Réforme du collège : « Ne les abandonnez pas ! »
 

 

Réforme du collège : « Ne les abandonnez pas ! »

Au lendemain de la manifestation nationale contre la réforme du collège du 10 octobre, le bilan est quelque peu amer.

Bien sûr, nous voilà rassurés. Un sondage commandité par SOS-Éducation semble montrer le profond rejet de la réforme par les Français lorsqu’ils en comprennent les conséquences [1]. Ce ne sont pas quelques centaines, mais bien des milliers de personnes, venues de partout en France, qui ont marché vers la rue de Grenelle, se sont retrouvées symboliquement écrasées au sol à l’image du collège post-réforme. À l’image aussi de l’esprit des enfants qui l’auront subie.
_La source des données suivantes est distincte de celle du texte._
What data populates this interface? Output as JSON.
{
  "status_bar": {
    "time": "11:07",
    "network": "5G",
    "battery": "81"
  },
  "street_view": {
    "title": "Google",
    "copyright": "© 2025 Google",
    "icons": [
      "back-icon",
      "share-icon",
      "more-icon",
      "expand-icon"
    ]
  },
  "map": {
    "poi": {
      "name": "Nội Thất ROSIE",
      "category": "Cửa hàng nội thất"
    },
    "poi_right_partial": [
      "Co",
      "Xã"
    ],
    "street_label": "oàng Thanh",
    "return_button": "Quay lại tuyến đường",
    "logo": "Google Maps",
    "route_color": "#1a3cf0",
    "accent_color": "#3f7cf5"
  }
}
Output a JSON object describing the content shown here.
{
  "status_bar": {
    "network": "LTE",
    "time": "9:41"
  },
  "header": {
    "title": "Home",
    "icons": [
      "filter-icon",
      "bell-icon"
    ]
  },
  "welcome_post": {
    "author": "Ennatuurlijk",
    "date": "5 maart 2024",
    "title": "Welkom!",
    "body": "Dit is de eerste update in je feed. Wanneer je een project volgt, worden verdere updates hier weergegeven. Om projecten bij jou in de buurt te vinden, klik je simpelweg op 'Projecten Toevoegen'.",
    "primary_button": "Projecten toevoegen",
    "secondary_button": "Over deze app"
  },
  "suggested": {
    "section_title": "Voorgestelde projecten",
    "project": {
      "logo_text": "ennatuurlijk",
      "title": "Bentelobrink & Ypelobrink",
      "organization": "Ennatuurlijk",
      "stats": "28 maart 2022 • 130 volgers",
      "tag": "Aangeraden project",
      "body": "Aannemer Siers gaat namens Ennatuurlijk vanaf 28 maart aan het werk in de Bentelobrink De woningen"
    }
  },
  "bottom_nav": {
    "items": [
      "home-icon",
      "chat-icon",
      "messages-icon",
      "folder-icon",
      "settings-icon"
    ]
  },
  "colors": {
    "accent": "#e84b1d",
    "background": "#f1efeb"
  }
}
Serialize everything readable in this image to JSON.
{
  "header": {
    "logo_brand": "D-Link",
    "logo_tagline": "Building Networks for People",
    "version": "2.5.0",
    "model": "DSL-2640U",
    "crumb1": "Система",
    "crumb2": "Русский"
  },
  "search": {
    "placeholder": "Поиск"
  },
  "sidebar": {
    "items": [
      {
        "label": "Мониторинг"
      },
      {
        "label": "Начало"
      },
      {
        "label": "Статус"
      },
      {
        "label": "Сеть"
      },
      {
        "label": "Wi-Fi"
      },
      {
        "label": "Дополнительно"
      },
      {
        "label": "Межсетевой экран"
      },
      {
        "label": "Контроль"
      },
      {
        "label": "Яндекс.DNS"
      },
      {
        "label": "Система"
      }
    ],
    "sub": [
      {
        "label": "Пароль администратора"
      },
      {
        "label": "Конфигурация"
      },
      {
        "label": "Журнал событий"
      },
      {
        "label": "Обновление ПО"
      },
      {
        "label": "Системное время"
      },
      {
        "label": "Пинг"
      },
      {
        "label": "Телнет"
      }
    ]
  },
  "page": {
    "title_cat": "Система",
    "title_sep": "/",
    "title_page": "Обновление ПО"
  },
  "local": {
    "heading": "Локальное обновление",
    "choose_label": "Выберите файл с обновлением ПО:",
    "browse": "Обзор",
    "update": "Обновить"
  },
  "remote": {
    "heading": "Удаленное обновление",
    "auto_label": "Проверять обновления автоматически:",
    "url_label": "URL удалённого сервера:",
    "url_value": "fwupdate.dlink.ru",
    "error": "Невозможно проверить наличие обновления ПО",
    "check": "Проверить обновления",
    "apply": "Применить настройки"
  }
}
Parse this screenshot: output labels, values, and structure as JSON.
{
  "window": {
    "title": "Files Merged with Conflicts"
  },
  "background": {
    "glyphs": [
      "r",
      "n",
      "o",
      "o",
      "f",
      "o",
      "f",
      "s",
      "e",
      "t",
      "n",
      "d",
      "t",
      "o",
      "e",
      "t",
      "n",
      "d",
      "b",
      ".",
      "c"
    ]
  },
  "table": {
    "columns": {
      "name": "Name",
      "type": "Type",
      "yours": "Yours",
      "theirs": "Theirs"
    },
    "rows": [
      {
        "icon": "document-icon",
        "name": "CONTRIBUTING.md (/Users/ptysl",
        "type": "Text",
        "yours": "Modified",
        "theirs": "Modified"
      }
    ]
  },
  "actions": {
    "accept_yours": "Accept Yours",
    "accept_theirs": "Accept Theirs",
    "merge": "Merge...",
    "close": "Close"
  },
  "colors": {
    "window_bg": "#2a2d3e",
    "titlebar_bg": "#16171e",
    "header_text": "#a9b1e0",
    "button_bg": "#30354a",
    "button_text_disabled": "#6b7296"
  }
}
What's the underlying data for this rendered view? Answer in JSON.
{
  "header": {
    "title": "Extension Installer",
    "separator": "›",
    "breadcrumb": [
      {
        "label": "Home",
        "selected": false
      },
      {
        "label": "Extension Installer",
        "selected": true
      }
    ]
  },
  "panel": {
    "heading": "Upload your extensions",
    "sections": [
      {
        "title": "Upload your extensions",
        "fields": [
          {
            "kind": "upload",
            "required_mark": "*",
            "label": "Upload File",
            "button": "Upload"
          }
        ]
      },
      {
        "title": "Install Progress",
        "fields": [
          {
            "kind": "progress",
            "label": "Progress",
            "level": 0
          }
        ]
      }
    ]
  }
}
Seulement, mis à part ces quelques « opposants, rebelles, hostiles, irréductibles [2] », qui s’intéresse à ce qui se passera vraiment en septembre 2016 ? Qui a gratté pour découvrir ce qui se cache derrière les platitudes bien-pensantes et égalitaristes d’un ministre de l’Éducation du peuple et de la propagande sûre d’elle-même et dominatrice ? Évidemment : qui n’applaudirait à l’idée de mettre en place plus d’accompagnement personnalisé ? Qui chercherait à nier qu’il peut être intéressant pour les élèves de faire des liens entre les disciplines ? Mais la réalité qui s’avance cachée derrière l’opaque rideau de fumée du mensonge ministériel est tout autre.

 

Il faut sauver les disciplines

La communication officielle a occulté le fait que la disparition de la transmission disciplinaire est organisée par la [dé]réforme. Les appels à l’aide des enseignants de langues anciennes et de langues vivantes ne sont que les avatars d’un rugissement sourd qui monte des entrailles de l’Éducation nationale : « Ne touchez pas à nos disciplines ! » Nous acceptons avec intérêt de coopérer pour réformer le collège. Mais pas selon les principes d’une réforme comptable et calculatrice, délétère et égalitariste.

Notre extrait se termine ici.